スラク:もちろんです。Healer.comは無料の教育サイトです。効果的なカンナビノイド治療を実践するためには、多くの教育的な情報が必要だということが分かったため、Healer.comを立ち上げました。本ウェブサイトには、これらの教育的ニーズを解決するプログラムがあります。全ての医師が私たちのように45〜60分かけて外来診療するような余裕がないからです。大麻初心者に対するプログラムもあり、そこでは一つずつ解説し、分かりやすいように買い物ガイドを提供しています。すでに大麻を使用している人に対して、増感手順を用いて投与量を減らし、効果を改善するためのプログラムもあります。また吸引からチンキ剤に変えたい人のためのプログラムもあります。これらは精神活性化させたくない人々のためのプログラムです。また時々は精神活性化するのも効果的であることについても説明しています。私たちが診察で見てきた最大の教育的ニーズに関する答えが本サイトにあります。過去2年間の診療において経験した最大の体験は、重度の神経学的疾患を抱える子供の治療のために大麻を使用したいと考えている、非常によく勉強しているが慎重な親たちがたくさんいることです。
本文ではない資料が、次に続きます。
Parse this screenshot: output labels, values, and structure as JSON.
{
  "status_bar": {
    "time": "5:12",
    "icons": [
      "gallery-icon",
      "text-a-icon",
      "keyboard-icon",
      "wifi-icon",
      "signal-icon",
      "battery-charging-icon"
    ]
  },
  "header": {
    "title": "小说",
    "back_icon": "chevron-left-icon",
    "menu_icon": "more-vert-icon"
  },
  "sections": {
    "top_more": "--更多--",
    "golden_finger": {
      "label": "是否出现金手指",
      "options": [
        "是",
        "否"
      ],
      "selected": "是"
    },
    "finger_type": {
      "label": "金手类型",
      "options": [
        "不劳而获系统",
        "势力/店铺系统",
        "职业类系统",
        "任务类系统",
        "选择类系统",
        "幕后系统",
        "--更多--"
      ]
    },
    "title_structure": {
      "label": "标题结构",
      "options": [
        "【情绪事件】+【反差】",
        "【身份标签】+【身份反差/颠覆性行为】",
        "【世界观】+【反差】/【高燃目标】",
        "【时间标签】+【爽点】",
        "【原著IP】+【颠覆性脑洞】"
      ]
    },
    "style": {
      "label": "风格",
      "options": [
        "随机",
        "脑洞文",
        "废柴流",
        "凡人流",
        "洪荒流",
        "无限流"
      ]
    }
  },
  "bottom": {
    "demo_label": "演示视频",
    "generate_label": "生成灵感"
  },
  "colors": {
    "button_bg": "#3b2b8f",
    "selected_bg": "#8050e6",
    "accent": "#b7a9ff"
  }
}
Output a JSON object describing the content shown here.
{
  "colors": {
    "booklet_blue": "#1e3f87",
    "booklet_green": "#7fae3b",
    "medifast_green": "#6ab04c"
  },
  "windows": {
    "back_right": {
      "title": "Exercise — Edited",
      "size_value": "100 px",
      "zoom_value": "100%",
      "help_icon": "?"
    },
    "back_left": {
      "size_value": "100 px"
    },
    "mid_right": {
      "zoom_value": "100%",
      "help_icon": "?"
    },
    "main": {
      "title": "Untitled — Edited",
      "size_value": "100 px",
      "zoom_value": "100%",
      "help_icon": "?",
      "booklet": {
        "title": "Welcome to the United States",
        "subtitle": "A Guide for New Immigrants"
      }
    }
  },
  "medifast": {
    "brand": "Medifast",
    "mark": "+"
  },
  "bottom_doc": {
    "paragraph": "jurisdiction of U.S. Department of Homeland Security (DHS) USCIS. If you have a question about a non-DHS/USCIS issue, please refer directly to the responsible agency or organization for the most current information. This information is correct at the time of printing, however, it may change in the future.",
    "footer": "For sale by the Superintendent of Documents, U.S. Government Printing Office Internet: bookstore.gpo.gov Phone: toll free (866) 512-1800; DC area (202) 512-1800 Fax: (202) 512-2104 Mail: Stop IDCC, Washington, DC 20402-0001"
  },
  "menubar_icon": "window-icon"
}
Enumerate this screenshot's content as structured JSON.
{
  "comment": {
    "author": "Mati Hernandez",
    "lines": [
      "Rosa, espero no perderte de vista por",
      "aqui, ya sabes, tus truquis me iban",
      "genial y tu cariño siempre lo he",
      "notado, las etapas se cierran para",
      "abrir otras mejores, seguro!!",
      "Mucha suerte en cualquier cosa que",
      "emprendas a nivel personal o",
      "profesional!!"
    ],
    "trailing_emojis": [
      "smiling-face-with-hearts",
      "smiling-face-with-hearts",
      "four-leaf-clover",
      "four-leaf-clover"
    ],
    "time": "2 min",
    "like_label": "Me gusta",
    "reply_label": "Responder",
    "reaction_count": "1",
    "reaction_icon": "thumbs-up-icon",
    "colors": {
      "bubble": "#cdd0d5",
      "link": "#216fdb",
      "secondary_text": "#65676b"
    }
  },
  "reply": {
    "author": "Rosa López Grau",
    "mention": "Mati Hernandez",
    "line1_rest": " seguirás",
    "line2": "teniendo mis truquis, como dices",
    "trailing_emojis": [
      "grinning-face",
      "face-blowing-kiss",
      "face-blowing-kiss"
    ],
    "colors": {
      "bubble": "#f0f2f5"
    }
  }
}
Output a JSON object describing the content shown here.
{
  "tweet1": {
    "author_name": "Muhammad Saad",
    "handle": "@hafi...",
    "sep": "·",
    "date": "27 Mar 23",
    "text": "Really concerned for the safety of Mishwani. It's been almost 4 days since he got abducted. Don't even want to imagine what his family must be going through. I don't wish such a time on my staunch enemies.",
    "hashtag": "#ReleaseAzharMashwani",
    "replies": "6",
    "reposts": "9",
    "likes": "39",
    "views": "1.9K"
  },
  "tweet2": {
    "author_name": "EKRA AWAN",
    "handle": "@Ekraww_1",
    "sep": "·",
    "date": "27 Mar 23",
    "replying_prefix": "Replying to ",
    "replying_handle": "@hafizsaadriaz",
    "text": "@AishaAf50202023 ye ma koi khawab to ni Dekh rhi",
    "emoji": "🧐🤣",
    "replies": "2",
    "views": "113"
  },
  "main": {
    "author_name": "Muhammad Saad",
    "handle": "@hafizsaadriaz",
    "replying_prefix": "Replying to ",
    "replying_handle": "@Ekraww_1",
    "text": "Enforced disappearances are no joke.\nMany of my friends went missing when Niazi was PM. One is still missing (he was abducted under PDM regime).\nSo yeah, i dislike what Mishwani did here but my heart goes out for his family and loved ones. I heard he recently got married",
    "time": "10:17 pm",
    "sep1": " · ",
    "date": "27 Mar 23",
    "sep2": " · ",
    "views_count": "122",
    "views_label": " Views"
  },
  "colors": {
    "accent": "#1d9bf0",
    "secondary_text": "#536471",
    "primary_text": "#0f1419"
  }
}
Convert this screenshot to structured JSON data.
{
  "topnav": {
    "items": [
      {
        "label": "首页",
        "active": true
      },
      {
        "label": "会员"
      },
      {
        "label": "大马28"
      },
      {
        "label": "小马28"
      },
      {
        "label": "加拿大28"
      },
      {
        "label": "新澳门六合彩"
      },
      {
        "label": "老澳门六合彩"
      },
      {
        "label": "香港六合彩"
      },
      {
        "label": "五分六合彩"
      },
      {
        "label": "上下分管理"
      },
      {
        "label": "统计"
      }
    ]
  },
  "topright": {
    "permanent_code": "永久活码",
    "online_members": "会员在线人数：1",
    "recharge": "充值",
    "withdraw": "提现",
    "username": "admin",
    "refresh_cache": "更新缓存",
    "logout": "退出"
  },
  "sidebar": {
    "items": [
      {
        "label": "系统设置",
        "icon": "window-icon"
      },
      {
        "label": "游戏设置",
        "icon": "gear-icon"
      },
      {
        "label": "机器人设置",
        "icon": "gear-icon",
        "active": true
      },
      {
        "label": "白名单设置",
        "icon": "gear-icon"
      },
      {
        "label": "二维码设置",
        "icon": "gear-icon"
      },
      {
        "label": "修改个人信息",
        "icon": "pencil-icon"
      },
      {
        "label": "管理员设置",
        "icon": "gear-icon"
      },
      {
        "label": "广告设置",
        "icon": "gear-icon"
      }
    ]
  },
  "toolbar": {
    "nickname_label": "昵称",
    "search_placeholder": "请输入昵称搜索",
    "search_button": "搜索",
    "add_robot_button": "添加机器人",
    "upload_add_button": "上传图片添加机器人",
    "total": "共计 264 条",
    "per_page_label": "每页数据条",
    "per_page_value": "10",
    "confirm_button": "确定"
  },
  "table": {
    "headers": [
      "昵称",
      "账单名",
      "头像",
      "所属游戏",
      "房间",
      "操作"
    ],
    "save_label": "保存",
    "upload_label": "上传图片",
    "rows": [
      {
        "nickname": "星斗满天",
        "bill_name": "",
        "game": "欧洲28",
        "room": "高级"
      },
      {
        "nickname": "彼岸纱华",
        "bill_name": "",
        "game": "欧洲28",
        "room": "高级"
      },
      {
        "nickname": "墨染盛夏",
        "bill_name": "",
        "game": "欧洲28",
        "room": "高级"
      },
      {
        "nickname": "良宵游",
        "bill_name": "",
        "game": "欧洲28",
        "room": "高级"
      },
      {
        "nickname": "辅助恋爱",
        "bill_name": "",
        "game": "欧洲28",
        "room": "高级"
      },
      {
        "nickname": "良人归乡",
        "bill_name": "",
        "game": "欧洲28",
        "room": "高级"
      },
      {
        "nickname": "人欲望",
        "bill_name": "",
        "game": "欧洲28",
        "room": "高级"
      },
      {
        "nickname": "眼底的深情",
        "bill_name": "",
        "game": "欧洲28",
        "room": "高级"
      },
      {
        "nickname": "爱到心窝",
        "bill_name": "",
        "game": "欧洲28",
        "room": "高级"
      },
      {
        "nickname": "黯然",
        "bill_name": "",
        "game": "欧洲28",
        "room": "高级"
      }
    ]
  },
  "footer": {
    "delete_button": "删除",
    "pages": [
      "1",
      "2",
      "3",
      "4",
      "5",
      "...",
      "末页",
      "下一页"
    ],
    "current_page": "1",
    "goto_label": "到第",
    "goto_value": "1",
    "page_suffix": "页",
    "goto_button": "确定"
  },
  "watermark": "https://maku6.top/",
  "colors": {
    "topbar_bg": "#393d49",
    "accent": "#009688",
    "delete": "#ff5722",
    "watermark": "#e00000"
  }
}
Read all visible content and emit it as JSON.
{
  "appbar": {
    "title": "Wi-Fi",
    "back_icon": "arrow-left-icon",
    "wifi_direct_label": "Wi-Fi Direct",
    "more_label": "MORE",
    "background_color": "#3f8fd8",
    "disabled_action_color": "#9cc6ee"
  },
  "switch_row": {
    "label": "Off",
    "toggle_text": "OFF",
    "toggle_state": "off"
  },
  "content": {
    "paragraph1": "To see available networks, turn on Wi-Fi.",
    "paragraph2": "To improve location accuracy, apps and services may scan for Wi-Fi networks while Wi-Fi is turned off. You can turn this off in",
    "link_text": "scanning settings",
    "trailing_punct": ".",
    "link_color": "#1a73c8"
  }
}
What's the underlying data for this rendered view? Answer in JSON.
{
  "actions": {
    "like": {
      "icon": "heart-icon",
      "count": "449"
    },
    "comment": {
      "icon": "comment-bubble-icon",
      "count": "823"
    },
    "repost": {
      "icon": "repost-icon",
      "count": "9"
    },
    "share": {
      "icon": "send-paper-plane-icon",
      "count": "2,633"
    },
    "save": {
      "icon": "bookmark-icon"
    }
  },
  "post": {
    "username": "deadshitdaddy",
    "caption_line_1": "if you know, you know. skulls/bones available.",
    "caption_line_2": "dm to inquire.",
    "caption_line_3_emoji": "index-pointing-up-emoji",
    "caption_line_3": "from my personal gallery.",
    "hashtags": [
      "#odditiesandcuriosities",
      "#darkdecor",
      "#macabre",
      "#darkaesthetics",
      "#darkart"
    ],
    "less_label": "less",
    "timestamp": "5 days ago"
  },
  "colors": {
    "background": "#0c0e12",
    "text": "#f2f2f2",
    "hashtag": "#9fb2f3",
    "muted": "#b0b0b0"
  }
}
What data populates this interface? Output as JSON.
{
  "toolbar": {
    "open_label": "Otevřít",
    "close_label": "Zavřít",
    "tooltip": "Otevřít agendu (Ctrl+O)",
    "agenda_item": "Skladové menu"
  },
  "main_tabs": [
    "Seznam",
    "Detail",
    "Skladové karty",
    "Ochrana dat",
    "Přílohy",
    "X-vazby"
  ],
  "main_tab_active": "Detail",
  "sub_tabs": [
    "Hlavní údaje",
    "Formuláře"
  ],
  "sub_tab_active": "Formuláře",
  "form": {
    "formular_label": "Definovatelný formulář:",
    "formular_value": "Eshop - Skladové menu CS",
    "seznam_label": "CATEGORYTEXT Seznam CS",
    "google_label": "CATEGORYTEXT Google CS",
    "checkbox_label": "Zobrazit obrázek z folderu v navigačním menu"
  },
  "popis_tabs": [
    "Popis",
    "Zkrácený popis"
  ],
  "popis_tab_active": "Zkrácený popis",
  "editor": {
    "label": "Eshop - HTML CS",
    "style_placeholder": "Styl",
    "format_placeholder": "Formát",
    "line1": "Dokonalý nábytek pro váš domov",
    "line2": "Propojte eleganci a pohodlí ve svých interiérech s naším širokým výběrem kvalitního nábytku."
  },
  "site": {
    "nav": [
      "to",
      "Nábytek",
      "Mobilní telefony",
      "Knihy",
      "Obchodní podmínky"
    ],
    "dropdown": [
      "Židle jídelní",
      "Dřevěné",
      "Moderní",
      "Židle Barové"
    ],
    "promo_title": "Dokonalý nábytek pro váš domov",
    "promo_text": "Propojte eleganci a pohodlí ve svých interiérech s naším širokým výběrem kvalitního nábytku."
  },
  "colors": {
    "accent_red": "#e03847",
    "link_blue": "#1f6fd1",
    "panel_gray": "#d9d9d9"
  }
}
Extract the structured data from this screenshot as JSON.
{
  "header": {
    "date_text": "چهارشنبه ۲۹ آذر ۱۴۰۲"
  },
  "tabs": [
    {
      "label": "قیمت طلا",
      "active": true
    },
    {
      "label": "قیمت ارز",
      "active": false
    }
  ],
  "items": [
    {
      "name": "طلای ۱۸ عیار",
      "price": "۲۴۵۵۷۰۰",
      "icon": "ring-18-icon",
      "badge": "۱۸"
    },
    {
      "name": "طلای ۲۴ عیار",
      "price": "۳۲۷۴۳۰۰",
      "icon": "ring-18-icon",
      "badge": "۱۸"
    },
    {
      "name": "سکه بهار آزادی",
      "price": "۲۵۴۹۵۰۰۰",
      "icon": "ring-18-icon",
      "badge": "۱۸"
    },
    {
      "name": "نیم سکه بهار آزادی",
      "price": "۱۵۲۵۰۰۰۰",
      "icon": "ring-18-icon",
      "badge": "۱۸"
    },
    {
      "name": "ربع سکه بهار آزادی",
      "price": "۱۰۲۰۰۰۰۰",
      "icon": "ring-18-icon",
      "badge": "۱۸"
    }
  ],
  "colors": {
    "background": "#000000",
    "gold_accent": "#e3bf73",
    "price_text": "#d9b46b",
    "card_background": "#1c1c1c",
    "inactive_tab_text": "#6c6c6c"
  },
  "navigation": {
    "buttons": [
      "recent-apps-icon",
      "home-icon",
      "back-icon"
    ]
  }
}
Healer.comでは、大麻を選択肢の一つとして考慮している親が知るべきことすべてを解説する動画シリーズを作っています。

 

 

プロジェクトCBD:素晴らしいですね。本日は投与量などについて貴重な体験をシェアしていただき、ありがとうございました。

 

スラク:こちらこそありがとうございました。